Macht ihr Pressearbeit oder seid ihr in den Sozialen Medien?
Walter: Klassische Pressearbeit machen wir wenig. Wir haben eigene Mailverteiler und nutzen mit anderen Gruppen einen alternativen Terminkalender. Wir schicken unsere Termine auch an die Thüringer Lokalpresse, viel beachtet wird das in der Regel aber nicht. Außer wir liefern Futter für Skandale, wie vor einigen Jahren, als sich die CDU aufgeregt hat, dass wir eine Veranstaltung über Polizeigewalt und eine Ausstellung, die institutionellen Rassismus bei der Polizei thematisiert, nach Thüringen geholt haben.
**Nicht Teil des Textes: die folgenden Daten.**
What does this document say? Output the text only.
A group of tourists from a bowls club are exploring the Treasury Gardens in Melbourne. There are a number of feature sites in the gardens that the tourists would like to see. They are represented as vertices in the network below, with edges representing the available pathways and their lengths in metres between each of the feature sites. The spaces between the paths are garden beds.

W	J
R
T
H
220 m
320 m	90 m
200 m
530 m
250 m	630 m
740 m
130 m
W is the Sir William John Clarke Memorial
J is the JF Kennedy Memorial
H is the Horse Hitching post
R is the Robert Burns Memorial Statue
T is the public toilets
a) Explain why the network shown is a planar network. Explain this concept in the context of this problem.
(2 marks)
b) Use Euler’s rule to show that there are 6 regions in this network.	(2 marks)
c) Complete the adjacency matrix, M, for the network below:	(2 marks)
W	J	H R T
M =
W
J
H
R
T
Da gab‛s dann sogar eine Schlagzeile in der Bildzeitung.
Michel: Twitter, Facebook oder Instagramm nutzen wir nicht, das sehen wir eher als Durchkapitalisierung von Öffentlichkeit – die am Ende viel Arbeit macht, damit man sich zwei Mal im Jahr wegen 1.000 Klicks wichtig fühlen kann. Mehr Leute kommen dadurch zu keiner Veranstaltung.
Inwiefern ist das Konzept des BIKO übertragbar?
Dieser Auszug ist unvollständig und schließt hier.